El Tribunal Supremo ha acordado la rehabilitación como magistrado del juez  Francisco Serrano, que fue condenado por el Tribunal Superior de Justicia de Andalucía (TSJA) a dos años de inhabilitación especial para empleo o cargo público por un delito de prevaricación culposa tras modificar el régimen de visitas de un menor para que asistiese a una procesión de la Semana Santa.

En una sentencia dada a conocer este miércoles, el Supremo considera, por no ser conforme a derecho, el acuerdo de la Comisión Permanente del Consejo General del Poder Judicial (CGPJ) de 2 de marzo de 2017 que rechazó la petición de rehabilitación a la carrera judicial formulada por el juez.

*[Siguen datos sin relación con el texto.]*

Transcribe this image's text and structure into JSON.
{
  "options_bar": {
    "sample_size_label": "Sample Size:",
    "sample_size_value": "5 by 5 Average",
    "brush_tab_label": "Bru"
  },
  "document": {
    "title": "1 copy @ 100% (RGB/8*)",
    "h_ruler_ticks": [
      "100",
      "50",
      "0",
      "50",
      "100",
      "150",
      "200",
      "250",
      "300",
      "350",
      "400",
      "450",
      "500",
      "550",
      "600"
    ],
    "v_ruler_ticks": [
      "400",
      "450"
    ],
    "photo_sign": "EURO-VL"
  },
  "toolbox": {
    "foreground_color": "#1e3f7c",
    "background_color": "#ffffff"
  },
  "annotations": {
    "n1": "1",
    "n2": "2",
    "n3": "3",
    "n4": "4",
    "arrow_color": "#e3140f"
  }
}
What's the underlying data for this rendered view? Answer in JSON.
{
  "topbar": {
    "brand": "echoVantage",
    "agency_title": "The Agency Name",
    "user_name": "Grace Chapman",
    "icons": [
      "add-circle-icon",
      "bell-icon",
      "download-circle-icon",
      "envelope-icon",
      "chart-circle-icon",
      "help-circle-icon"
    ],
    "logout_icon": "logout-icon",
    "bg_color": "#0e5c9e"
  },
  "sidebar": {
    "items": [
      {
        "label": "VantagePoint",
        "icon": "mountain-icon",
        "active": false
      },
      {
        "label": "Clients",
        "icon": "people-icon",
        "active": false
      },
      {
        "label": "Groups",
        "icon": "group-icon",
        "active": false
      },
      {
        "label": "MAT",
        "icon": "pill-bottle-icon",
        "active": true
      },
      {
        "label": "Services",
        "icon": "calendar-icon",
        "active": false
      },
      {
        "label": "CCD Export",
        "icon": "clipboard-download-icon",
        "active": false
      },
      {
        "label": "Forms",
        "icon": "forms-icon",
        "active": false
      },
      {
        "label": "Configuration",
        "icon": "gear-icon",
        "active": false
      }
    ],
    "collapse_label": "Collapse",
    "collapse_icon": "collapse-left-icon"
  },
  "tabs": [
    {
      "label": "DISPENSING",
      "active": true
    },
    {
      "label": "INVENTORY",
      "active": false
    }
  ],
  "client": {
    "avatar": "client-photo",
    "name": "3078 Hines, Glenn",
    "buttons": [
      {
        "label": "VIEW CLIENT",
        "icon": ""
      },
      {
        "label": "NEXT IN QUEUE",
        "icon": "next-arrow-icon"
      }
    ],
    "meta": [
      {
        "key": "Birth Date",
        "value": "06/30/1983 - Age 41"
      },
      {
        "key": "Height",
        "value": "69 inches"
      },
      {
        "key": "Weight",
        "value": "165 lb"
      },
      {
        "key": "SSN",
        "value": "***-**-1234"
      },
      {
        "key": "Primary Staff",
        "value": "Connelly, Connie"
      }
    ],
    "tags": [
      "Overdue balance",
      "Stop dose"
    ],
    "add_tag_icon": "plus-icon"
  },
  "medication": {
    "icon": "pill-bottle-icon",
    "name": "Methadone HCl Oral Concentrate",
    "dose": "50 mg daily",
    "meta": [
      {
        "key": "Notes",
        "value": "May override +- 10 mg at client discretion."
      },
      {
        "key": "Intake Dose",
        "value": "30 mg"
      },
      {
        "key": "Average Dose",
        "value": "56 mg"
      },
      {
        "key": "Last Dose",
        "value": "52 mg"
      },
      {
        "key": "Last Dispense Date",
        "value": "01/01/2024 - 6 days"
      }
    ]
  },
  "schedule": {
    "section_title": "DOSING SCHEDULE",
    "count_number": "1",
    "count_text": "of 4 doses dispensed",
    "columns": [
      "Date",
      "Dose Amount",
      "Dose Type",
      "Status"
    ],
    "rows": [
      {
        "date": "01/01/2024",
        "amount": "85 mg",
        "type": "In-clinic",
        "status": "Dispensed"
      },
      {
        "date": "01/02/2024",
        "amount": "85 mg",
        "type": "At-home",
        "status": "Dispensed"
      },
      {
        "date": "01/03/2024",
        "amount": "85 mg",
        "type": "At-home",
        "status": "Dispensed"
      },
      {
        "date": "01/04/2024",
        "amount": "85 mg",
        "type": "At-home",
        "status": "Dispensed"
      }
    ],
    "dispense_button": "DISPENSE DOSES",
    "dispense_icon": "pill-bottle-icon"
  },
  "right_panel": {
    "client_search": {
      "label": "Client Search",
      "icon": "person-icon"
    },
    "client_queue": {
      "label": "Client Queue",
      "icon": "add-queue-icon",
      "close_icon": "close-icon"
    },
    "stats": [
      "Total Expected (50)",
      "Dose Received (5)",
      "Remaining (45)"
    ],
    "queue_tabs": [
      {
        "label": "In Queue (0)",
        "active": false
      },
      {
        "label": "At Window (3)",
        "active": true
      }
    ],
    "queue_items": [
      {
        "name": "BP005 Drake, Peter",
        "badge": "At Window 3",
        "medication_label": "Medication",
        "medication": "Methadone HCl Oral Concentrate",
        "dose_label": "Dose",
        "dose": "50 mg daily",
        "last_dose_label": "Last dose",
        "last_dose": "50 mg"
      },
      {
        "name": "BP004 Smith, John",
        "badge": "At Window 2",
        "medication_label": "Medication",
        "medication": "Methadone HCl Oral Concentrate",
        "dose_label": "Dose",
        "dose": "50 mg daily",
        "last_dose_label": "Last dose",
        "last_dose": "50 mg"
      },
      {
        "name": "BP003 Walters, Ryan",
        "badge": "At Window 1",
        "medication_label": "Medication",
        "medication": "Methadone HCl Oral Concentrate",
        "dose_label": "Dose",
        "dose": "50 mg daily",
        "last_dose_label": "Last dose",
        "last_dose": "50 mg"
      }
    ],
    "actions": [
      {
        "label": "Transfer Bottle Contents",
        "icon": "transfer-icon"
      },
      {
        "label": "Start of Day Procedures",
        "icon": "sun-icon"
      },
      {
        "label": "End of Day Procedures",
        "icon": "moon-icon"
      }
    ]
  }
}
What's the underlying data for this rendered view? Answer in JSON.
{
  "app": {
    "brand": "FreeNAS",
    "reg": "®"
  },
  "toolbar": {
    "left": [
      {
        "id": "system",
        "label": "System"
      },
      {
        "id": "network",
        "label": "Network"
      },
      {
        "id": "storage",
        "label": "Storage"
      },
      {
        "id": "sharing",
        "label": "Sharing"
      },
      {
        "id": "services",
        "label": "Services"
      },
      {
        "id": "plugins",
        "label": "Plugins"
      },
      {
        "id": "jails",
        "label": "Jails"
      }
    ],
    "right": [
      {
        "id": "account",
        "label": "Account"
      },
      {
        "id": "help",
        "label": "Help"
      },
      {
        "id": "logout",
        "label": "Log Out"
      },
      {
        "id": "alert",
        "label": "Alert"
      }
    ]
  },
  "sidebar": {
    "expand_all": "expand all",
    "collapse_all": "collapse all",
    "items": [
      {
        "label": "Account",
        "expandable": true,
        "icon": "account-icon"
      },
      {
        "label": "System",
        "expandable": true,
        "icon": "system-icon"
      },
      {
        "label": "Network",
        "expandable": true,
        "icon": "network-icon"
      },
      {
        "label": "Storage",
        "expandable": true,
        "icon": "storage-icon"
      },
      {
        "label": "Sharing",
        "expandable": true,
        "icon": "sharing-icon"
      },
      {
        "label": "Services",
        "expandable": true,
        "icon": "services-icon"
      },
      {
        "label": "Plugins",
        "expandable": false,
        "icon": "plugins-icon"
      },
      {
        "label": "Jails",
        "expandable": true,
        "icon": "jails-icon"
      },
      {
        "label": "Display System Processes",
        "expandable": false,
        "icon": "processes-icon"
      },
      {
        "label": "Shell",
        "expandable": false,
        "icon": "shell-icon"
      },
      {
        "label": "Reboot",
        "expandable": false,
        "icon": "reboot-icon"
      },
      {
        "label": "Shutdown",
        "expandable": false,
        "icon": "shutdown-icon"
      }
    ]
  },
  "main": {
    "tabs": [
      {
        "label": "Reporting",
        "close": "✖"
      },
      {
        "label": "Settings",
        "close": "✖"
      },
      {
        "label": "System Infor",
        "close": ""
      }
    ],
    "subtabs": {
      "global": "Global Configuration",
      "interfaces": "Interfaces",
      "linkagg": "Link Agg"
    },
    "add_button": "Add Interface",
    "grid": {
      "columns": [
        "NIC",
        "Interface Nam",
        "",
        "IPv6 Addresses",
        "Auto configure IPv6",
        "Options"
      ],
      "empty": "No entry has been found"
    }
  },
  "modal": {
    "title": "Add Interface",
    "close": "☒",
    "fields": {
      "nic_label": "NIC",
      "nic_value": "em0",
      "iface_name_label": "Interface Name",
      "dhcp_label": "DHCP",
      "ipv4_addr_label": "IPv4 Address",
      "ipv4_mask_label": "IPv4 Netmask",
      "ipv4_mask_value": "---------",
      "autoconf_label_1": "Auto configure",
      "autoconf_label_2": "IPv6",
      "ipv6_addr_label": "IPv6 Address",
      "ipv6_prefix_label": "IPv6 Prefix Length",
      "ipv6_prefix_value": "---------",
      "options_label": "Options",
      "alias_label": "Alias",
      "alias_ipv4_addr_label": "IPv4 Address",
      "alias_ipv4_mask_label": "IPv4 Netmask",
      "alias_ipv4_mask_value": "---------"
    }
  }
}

El CGPJ tomó esta decisión al considerar que el cumplimiento de la pena de inhabilitación que le fue impuesta supuso la privación definitiva del cargo de magistrado, estableciendo también que si deseaba ingresar en la carrera judicial tendría que hacerlo mediante la superación de cualquiera de los modos de ingreso, como cualquier otro ciudadano.


El Tribunal Supremo explica en su sentencia que, entre las causas de incapacidad, se encuentran haber sido condenado, procesado o inculpado por delito doloso, pero no figura la condena por delito culposo ni la condena a pena de inhabilitación especial que le fueron impuestas al magistrado que actualmente ejerce de abogado en un despacho de Sevilla.